The site, which went live in January, has attracted about 30,000 users -- and investors have taken notice.
Earlier this year, Banerjee and Shah were invited to house StatFuse in a free office at K5Launch, a tech investment firm in Orange that nurtures start-ups.
StatFuse also has partnered with Torrance-based Blue Panda Labs, which is building the site's infrastructure in exchange for a cut of future profits.
And multimillionaire Michael K. Clifford, an education company entrepreneur and consultant in San Diego, is a StatFuse strategy adviser.
StatFuse user Kevin Cabrera, 18, of Miami, Fla., said he stumbled across the site about a month ago as he was obsessively searching the Internet to gauge his chances of getting into Florida State University, his top college pick.

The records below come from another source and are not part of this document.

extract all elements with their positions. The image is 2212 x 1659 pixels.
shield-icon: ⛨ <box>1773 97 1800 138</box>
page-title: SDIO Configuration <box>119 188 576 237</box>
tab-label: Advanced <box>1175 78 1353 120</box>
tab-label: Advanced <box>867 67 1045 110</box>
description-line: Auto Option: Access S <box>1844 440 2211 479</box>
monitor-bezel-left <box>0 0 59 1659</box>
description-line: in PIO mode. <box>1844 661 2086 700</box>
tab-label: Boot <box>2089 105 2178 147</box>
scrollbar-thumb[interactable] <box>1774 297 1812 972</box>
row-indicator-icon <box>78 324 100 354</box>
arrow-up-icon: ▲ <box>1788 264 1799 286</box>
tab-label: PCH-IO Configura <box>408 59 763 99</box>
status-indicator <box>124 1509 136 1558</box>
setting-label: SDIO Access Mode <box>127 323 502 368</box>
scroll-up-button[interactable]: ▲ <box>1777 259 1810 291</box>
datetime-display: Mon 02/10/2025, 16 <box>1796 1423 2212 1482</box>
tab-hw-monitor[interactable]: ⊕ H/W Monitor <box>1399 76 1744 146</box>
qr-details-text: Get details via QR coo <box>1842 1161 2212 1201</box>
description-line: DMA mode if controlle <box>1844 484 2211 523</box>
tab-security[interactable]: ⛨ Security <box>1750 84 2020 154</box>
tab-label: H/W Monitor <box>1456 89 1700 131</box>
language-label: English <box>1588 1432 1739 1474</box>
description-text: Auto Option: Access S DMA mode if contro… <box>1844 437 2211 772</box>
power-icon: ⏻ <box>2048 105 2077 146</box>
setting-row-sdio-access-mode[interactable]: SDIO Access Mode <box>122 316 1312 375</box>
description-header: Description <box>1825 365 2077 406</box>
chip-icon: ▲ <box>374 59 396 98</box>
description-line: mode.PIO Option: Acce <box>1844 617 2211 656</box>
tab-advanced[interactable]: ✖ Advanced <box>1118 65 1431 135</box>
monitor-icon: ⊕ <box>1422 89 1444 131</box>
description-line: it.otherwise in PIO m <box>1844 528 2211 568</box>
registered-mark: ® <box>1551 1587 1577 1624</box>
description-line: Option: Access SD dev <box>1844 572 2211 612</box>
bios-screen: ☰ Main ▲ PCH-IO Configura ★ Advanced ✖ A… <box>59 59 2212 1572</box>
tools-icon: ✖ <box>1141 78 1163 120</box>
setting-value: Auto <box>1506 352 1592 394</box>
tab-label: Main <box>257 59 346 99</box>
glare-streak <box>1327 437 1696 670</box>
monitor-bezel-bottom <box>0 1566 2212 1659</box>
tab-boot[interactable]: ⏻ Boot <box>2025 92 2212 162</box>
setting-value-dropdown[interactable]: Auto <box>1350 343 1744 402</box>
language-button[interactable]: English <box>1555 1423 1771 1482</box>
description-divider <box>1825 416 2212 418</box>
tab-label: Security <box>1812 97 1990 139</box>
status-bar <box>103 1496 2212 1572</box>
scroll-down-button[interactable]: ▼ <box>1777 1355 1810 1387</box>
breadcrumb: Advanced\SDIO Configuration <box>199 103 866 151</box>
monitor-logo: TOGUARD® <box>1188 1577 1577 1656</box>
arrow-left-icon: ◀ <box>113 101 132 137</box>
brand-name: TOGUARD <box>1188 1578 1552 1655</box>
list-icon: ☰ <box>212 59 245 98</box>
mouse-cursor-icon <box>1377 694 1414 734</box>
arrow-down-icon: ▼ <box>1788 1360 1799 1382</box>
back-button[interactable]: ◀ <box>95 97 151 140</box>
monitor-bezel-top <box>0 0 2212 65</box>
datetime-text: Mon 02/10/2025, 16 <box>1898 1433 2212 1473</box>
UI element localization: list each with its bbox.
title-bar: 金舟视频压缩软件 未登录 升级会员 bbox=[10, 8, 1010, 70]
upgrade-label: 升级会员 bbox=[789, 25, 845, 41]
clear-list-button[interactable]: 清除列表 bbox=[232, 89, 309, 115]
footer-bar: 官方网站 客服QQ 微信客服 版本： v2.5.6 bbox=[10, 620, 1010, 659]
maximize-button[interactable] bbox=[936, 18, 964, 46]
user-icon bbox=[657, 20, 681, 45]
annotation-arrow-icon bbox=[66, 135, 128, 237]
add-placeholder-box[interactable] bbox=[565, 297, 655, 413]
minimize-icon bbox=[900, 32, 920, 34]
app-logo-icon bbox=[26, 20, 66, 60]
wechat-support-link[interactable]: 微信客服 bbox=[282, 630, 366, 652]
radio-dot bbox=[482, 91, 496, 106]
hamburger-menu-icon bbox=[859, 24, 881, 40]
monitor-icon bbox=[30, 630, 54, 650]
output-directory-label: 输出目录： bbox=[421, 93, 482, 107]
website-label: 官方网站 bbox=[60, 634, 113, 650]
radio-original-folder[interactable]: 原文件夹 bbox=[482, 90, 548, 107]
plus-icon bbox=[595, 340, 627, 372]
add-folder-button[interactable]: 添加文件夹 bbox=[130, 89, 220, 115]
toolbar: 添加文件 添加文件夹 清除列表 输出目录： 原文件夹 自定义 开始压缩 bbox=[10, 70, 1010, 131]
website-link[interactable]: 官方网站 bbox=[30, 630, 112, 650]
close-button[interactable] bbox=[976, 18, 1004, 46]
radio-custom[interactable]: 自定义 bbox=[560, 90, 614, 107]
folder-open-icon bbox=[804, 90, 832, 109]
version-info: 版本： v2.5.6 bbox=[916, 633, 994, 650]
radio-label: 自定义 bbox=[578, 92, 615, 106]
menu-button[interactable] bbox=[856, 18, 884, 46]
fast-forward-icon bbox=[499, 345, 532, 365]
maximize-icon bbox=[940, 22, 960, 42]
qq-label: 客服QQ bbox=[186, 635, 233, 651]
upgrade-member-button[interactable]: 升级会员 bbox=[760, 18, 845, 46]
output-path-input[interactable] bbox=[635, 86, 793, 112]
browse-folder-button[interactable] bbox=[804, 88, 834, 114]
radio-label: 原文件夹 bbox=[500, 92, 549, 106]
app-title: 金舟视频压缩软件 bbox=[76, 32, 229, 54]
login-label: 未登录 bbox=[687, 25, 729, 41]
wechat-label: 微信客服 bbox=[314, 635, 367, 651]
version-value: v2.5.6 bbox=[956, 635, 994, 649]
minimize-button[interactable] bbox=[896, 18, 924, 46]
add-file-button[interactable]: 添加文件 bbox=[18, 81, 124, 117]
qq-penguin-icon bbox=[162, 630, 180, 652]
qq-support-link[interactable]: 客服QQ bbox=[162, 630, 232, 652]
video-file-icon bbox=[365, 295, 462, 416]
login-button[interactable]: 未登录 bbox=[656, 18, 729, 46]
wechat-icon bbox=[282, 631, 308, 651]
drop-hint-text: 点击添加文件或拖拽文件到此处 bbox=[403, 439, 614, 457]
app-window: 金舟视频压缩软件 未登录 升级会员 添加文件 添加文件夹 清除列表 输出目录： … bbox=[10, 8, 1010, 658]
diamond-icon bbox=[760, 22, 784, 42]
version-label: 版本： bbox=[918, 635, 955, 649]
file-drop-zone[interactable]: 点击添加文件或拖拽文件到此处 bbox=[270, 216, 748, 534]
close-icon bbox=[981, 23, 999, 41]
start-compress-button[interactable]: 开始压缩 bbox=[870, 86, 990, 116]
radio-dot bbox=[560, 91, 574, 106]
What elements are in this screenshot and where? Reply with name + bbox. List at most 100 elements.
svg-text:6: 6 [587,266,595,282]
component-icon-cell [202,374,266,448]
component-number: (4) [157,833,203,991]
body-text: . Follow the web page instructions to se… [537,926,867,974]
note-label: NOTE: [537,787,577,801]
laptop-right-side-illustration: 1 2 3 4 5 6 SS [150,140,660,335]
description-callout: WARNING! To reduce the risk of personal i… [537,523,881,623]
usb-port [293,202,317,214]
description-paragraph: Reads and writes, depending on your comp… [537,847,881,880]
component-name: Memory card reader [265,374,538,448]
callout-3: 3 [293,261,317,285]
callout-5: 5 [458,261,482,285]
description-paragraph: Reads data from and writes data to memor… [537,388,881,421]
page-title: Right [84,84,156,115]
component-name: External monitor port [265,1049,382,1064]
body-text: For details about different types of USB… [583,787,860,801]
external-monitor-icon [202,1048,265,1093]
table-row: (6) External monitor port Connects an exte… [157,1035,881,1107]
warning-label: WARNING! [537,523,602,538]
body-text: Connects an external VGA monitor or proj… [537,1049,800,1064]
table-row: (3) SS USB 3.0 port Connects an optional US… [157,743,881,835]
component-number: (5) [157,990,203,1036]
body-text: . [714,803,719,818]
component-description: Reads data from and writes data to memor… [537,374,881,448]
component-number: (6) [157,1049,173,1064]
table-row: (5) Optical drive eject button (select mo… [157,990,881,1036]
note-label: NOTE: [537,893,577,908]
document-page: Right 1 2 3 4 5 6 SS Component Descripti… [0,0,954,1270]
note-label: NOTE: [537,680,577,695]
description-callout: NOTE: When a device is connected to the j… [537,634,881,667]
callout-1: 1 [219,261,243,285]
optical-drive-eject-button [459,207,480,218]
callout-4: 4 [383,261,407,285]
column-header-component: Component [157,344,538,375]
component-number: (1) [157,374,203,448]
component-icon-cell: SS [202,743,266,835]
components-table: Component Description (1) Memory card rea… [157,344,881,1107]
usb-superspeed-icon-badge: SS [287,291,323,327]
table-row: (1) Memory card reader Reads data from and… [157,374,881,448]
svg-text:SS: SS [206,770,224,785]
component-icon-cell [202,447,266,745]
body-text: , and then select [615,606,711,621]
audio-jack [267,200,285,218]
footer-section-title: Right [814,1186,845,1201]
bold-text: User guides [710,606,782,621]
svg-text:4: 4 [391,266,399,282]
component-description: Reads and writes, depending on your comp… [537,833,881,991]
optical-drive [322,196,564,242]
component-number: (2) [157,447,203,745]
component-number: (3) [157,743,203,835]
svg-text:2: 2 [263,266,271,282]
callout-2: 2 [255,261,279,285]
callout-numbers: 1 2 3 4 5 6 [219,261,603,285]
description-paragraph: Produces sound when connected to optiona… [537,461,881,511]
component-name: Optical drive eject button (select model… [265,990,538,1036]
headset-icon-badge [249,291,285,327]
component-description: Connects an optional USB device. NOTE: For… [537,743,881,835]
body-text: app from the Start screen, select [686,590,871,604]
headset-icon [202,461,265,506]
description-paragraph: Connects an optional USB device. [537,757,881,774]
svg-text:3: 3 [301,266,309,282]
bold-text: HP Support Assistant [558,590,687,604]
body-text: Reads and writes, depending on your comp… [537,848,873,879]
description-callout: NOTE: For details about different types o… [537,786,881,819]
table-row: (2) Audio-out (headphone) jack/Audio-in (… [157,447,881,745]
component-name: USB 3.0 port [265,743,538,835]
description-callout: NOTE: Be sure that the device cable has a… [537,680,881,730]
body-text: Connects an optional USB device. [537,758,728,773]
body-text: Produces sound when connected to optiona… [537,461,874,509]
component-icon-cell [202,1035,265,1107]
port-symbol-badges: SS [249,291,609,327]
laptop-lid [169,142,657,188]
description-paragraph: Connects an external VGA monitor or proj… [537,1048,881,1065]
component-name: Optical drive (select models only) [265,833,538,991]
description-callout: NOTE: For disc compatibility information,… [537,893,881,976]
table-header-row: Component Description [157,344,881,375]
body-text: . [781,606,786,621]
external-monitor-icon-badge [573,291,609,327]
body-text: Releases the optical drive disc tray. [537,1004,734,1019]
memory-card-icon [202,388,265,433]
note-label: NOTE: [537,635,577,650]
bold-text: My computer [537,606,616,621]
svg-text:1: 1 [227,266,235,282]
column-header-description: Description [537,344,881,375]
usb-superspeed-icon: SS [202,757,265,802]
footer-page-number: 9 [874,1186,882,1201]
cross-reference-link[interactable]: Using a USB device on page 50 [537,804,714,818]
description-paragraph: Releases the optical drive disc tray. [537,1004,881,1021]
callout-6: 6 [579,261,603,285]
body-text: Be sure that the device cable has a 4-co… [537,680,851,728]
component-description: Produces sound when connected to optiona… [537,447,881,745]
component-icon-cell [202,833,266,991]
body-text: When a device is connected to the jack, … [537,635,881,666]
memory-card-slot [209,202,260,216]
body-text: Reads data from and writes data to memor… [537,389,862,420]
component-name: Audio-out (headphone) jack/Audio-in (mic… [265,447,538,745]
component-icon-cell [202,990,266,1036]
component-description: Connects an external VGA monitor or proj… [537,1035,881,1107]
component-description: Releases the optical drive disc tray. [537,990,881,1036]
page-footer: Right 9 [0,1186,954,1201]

StatFuse gave him a 65 percent chance of admission, he said.
"I'm an anxious college wanna-be student," said Cabrera, a senior at Miami's Coral Gables High School. "We all want to know if we should apply to a college or not, and we all want to find out (about being accepted) beforehand."
Cabrera said he's gotten into Auburn University, University of Central Florida and University of Alabama. He retroactively plugged in his information for those schools, and StatFuse pegged his chances at 65 percent, 60 percent and 66 percent, respectively, he said.